Affordability while maintaining quality is a hallmark of community colleges. The average annual tuition and fees for a full-time student at a community college is about 30 percent of the cost of a public four-year college or university and 11 percent of the cost at a private institution. During the current economic downturn, the affordability of NIC has remained a key attraction as our tuition and fee increases have been significantly less than those of the four-year institutions in Idaho.
However, availability of classes is being challenged by our rapid enrollment growth. This situation has been creeping up on us over several years, but has become a serious concern this fall. Over the past several years of double-digit enrollment growth, we have been adding classes, expanding the number of seats in almost all class sections, hiring more faculty and developing better ways to schedule classroom utilization. All of this was done in a "catch-up" mode as we struggled to increase class availability to match the rapidly rising enrollment. In a perfect world, anyone who is accepted at NIC would be able to fill their schedules with the classes they want and need. But unfortunately, there are a finite number of hours in a day that classes can be scheduled and each student has a different life situation that limits the time slots for them to take classes. Add in the very real dilemma that many classes that students need or want may be offered at the same time, and you can see the difficulty of ensuring that students can schedule the classes they need when they need them. And, despite the increased availability of what we refer to as eLearning - Internet courses, interactive video conferencing and hybrid courses - many students are unable to get the courses they need when they have time available to take them.
Accessibility recognizes that community colleges do not have exclusive admissions standards that require high results on admissions tests or that potential students must have a high grade point average in high school. Basically, anyone with a high school diploma or equivalent can enroll. But given the challenges facing availability outlined earlier, I think it is clear that we are reaching a point where our rapid enrollment growth has outpaced our ability to meet these ideals. We continue to admit students who apply, but they then have a great deal of difficulty finding a full schedule of classes. The consequences for new and continuing students include taking fewer classes than desired and extending the time necessary to complete their programs. I'm sure you've heard that "time is money." That rings particularly true for these students; adding time to their education certainly raises the cost of it.

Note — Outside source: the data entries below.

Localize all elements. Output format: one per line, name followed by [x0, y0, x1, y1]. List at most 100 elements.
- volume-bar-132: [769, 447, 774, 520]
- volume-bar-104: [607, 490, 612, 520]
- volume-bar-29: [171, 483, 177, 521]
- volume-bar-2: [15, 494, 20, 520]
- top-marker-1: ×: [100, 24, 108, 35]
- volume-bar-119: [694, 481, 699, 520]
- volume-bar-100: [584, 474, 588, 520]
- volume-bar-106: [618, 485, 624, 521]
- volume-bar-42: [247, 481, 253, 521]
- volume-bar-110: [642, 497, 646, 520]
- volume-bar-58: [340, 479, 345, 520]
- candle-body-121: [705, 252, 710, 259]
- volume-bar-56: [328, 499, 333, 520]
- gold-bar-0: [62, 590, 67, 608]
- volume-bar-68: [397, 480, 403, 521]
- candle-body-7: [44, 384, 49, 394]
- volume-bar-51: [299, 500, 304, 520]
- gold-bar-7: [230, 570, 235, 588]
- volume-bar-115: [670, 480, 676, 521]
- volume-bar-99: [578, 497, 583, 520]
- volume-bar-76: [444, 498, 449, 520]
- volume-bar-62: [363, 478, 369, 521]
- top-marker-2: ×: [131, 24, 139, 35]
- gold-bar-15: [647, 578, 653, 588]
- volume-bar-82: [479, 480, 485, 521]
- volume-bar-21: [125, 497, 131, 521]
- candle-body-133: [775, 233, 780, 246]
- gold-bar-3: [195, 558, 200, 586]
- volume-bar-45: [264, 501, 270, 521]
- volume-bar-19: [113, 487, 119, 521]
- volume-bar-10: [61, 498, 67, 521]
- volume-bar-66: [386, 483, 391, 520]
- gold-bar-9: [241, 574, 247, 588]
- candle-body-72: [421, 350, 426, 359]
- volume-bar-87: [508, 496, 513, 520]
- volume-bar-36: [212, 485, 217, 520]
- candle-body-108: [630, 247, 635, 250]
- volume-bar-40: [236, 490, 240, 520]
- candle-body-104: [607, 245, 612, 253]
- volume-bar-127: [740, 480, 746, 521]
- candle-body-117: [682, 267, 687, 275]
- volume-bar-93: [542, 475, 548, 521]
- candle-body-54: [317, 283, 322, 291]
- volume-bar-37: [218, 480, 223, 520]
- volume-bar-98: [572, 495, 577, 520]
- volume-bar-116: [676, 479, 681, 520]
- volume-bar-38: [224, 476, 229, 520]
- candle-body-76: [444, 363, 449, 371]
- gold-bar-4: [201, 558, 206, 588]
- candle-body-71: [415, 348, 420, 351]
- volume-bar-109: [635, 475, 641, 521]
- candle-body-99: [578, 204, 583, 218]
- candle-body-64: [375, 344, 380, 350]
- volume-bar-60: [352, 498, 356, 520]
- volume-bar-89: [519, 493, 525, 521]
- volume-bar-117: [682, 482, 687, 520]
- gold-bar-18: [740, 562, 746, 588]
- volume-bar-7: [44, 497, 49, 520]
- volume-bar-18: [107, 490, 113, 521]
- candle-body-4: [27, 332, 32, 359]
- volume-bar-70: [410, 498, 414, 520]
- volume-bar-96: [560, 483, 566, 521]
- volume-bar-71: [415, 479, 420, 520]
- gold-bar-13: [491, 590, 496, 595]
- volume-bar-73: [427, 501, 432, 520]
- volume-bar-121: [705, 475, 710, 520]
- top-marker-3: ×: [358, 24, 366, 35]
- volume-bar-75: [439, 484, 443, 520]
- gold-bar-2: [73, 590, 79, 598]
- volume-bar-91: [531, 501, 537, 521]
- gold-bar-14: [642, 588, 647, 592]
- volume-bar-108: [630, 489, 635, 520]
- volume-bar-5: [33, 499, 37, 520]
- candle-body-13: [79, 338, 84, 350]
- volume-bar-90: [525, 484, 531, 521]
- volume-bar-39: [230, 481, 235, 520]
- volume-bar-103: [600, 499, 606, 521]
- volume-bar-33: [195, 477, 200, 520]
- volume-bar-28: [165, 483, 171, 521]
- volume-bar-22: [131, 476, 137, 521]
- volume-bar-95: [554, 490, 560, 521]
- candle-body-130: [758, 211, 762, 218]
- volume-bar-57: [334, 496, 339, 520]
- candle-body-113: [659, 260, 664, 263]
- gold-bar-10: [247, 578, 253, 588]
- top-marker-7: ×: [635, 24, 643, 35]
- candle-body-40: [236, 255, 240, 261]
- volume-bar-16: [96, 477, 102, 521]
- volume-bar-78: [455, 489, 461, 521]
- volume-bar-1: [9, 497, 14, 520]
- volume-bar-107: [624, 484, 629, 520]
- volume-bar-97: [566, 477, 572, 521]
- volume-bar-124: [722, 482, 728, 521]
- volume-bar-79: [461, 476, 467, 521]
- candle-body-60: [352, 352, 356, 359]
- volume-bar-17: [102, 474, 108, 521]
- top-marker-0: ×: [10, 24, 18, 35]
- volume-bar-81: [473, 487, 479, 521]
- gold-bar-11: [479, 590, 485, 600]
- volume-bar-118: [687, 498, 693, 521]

In an effort to better manage growth and do our best to prime students to be as successful as possible in their pursuit of education and training, NIC instituted several new guidelines this semester. Those applying for fall semester needed to do so by a new application deadline, which would allow time for orientation, advising, registration and other services. The college also instituted a waitlist this year to more accurately track student demand for particular courses so that new sections could be added if necessary.

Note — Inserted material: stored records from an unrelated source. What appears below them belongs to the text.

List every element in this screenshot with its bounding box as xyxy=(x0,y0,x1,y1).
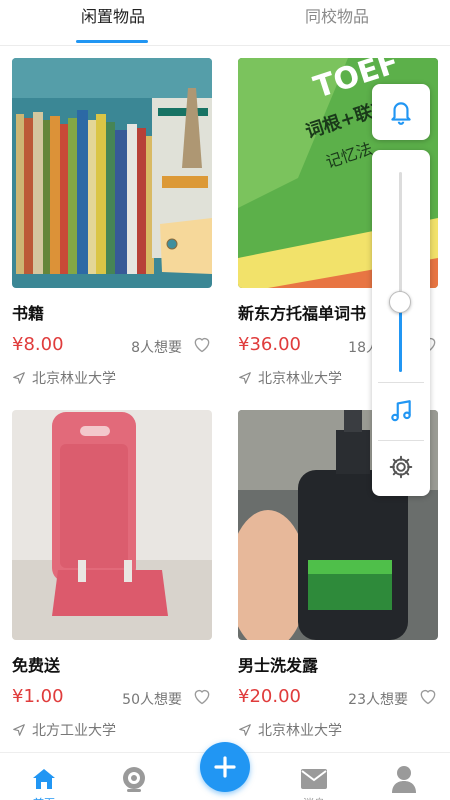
camera-icon xyxy=(123,767,145,792)
home-icon xyxy=(33,769,55,789)
tab-idle-items[interactable]: 闲置物品 xyxy=(60,0,166,44)
item-price: ¥36.00 xyxy=(238,334,301,355)
active-tab-indicator xyxy=(76,40,148,43)
location-arrow-icon xyxy=(239,372,251,384)
bell-icon xyxy=(391,102,411,125)
heart-icon[interactable] xyxy=(418,686,438,706)
add-button[interactable] xyxy=(200,742,250,792)
item-photo[interactable] xyxy=(12,410,212,640)
item-school: 北京林业大学 xyxy=(238,720,342,740)
top-tabs: 闲置物品 同校物品 xyxy=(0,0,450,46)
item-want-count: 50人想要 xyxy=(122,692,182,708)
mail-icon xyxy=(301,769,327,789)
divider xyxy=(378,440,424,441)
user-icon xyxy=(392,766,416,793)
nav-home[interactable]: 首页 xyxy=(14,753,74,800)
item-school: 北方工业大学 xyxy=(12,720,116,740)
item-want-count: 23人想要 xyxy=(348,692,408,708)
item-price: ¥1.00 xyxy=(12,686,64,707)
ringer-toggle[interactable] xyxy=(372,84,430,140)
item-price: ¥20.00 xyxy=(238,686,301,707)
location-arrow-icon xyxy=(13,724,25,736)
tab-same-school-items[interactable]: 同校物品 xyxy=(284,0,390,44)
nav-messages-label: 消息 xyxy=(284,795,344,800)
add-icon xyxy=(214,756,236,778)
item-school: 北京林业大学 xyxy=(12,368,116,388)
item-school: 北京林业大学 xyxy=(238,368,342,388)
location-arrow-icon xyxy=(239,724,251,736)
nav-camera[interactable] xyxy=(104,753,164,800)
divider xyxy=(378,382,424,383)
item-price: ¥8.00 xyxy=(12,334,64,355)
item-title: 书籍 xyxy=(12,304,45,323)
item-want-count: 8人想要 xyxy=(131,340,182,356)
music-note-icon[interactable] xyxy=(388,398,414,424)
volume-slider-knob[interactable] xyxy=(389,291,411,313)
gear-icon[interactable] xyxy=(388,454,414,480)
volume-panel xyxy=(372,150,430,496)
location-arrow-icon xyxy=(13,372,25,384)
item-title: 免费送 xyxy=(12,656,61,675)
heart-icon[interactable] xyxy=(192,686,212,706)
nav-home-label: 首页 xyxy=(14,795,74,800)
item-title: 新东方托福单词书 xyxy=(238,304,367,323)
item-title: 男士洗发露 xyxy=(238,656,319,675)
heart-icon[interactable] xyxy=(192,334,212,354)
item-photo[interactable] xyxy=(12,58,212,288)
nav-profile[interactable] xyxy=(374,753,434,800)
nav-messages[interactable]: 消息 xyxy=(284,753,344,800)
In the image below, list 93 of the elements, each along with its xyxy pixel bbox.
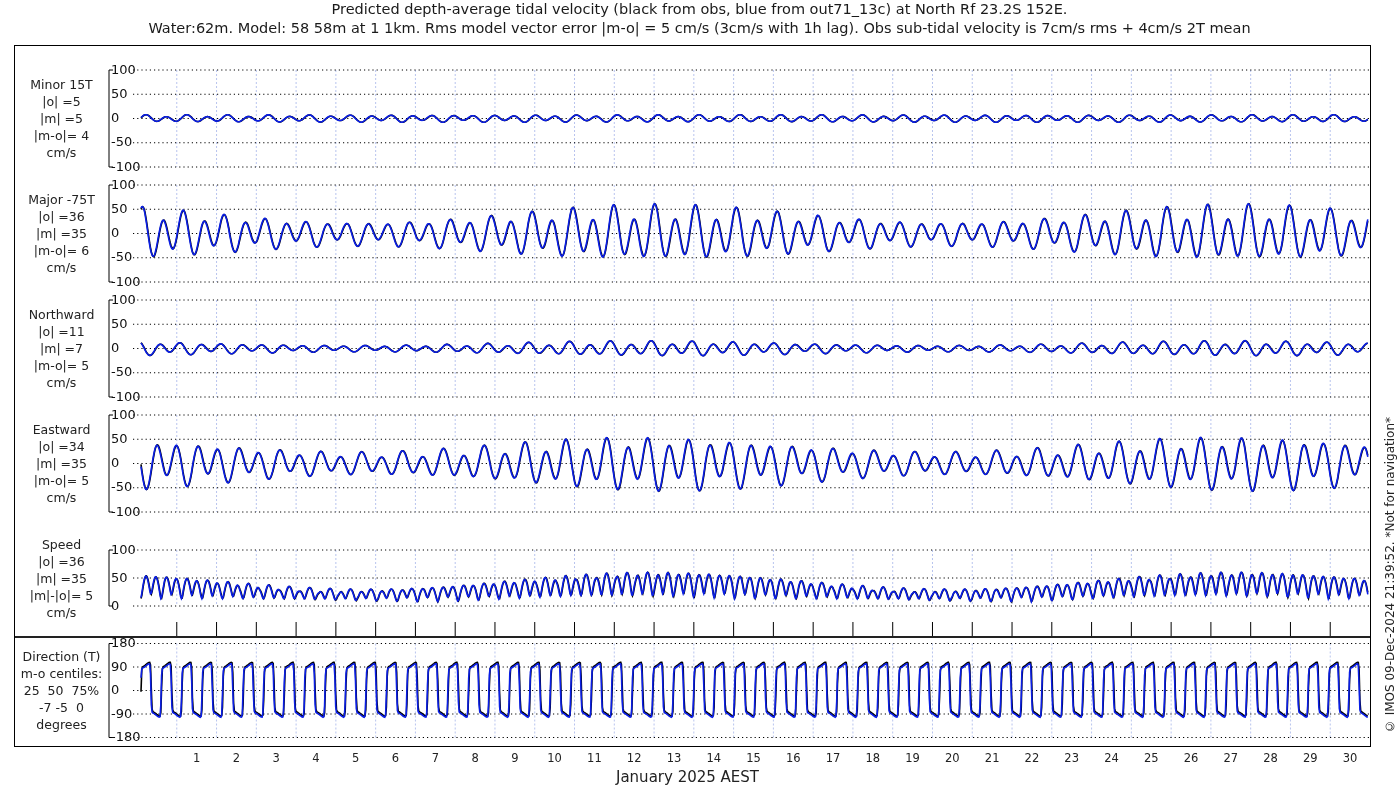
day-label: 16 [785, 751, 801, 765]
y-tick-label: -50 [111, 249, 133, 265]
day-label: 14 [706, 751, 722, 765]
y-tick-label: 50 [111, 315, 128, 331]
y-tick-label: 50 [111, 200, 128, 216]
y-tick-label: -90 [111, 705, 133, 721]
chart-title: Predicted depth-average tidal velocity (black from obs, blue from out71_13c) at North Rf 23.2S 152E. [331, 0, 1068, 19]
y-tick-label: 50 [111, 569, 128, 585]
day-label: 4 [312, 751, 320, 765]
y-tick-label: 0 [111, 455, 120, 470]
panel-label: Speed [41, 535, 82, 553]
day-label: 26 [1183, 751, 1199, 765]
panel-label: Minor 15T [30, 76, 93, 93]
panel-label: cm/s [46, 374, 77, 391]
panel-label: |o| =5 [42, 93, 81, 110]
y-tick-label: 0 [111, 597, 120, 613]
credit-text: © IMOS 09-Dec-2024 21:39:52. *Not for navigation* [1383, 416, 1397, 733]
y-tick-label: 100 [111, 407, 136, 422]
panel-label: |o| =34 [38, 438, 85, 455]
day-label: 19 [905, 751, 920, 765]
y-tick-label: -100 [111, 388, 141, 404]
panel-label: |m| =35 [36, 455, 87, 472]
day-label: 15 [746, 751, 761, 765]
panel-label: |m| =35 [36, 569, 87, 587]
panel-label: m-o centiles: [20, 665, 103, 682]
y-tick-label: 100 [111, 177, 136, 192]
day-label: 8 [471, 751, 479, 765]
panel-label: Major -75T [28, 191, 95, 208]
day-label: 30 [1342, 751, 1358, 765]
y-tick-label: 90 [111, 658, 128, 674]
day-label: 1 [193, 751, 201, 765]
panel-label: Eastward [32, 421, 91, 438]
panel-label: |m-o|= 4 [33, 127, 90, 144]
panel-label: cm/s [46, 603, 77, 621]
chart-subtitle: Water:62m. Model: 58 58m at 1 1km. Rms model vector error |m-o| = 5 cm/s (3cm/s with 1h lag). Obs sub-tidal velocity is 7cm/s rms + 4cm/s 2T mean [148, 19, 1251, 38]
panel-label: Direction (T) [22, 648, 101, 665]
panel-label: |m-o|= 6 [33, 242, 90, 259]
day-label: 18 [865, 751, 881, 765]
y-tick-label: 0 [111, 682, 120, 697]
y-tick-label: 100 [111, 542, 136, 557]
panel-label: -7 -5 0 [39, 699, 84, 716]
day-label: 13 [666, 751, 682, 765]
panel-label: |m| =7 [40, 340, 83, 357]
day-label: 25 [1143, 751, 1159, 765]
panel-label: cm/s [46, 259, 77, 276]
day-label: 28 [1263, 751, 1278, 765]
y-axis [108, 549, 114, 607]
panel-label: |m-o|= 5 [33, 357, 90, 374]
y-tick-label: 0 [111, 340, 120, 355]
y-tick-label: 50 [111, 430, 128, 446]
y-tick-label: -50 [111, 479, 133, 495]
day-label: 12 [626, 751, 642, 765]
y-tick-label: 100 [111, 62, 136, 77]
day-label: 29 [1303, 751, 1318, 765]
y-tick-label: 0 [111, 110, 120, 125]
y-tick-label: -100 [111, 503, 141, 519]
panel-label: |o| =36 [38, 208, 85, 225]
panel-label: |m| =5 [40, 110, 83, 127]
panel-label: degrees [36, 716, 87, 733]
panel-label: |o| =36 [38, 552, 85, 570]
day-label: 27 [1223, 751, 1239, 765]
y-tick-label: 100 [111, 292, 136, 307]
panel-label: |m-o|= 5 [33, 472, 90, 489]
panel-label: cm/s [46, 144, 77, 161]
day-label: 20 [945, 751, 960, 765]
day-label: 24 [1104, 751, 1119, 765]
day-label: 22 [1024, 751, 1040, 765]
panel-label: |o| =11 [38, 323, 85, 340]
panel-label: |m|-|o|= 5 [29, 586, 94, 604]
y-tick-label: -180 [111, 729, 141, 743]
panel-label: 25 50 75% [23, 682, 100, 699]
day-label: 10 [547, 751, 562, 765]
day-label: 3 [272, 751, 280, 765]
y-tick-label: -50 [111, 364, 133, 380]
day-label: 6 [391, 751, 400, 765]
day-label: 2 [232, 751, 241, 765]
panel-label: |m| =35 [36, 225, 87, 242]
x-axis-label: January 2025 AEST [616, 769, 759, 785]
panel-label: Northward [28, 306, 95, 323]
day-label: 23 [1064, 751, 1079, 765]
day-label: 17 [825, 751, 841, 765]
y-tick-label: -100 [111, 158, 141, 174]
y-tick-label: 50 [111, 85, 128, 101]
day-label: 5 [352, 751, 360, 765]
y-tick-label: -50 [111, 134, 133, 150]
y-tick-label: 0 [111, 225, 120, 240]
panel-label: cm/s [46, 489, 77, 506]
day-label: 9 [511, 751, 519, 765]
day-label: 11 [587, 751, 602, 765]
day-label: 7 [431, 751, 439, 765]
y-tick-label: -100 [111, 273, 141, 289]
y-tick-label: 180 [111, 638, 136, 650]
day-label: 21 [984, 751, 1000, 765]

Like other community colleges across the nation, North Idaho College was founded on and continues to be committed to the ideals of affordability, accessibility and availability. While skyrocketing enrollment challenges all three right now, we will continue to find new and innovative ways to provide life-changing education and training to those who wish to attend. The economy is what is driving people to our doorstep, and it's the economy that will benefit on the other side, as educated, skilled workers go on to become members of our community and nation.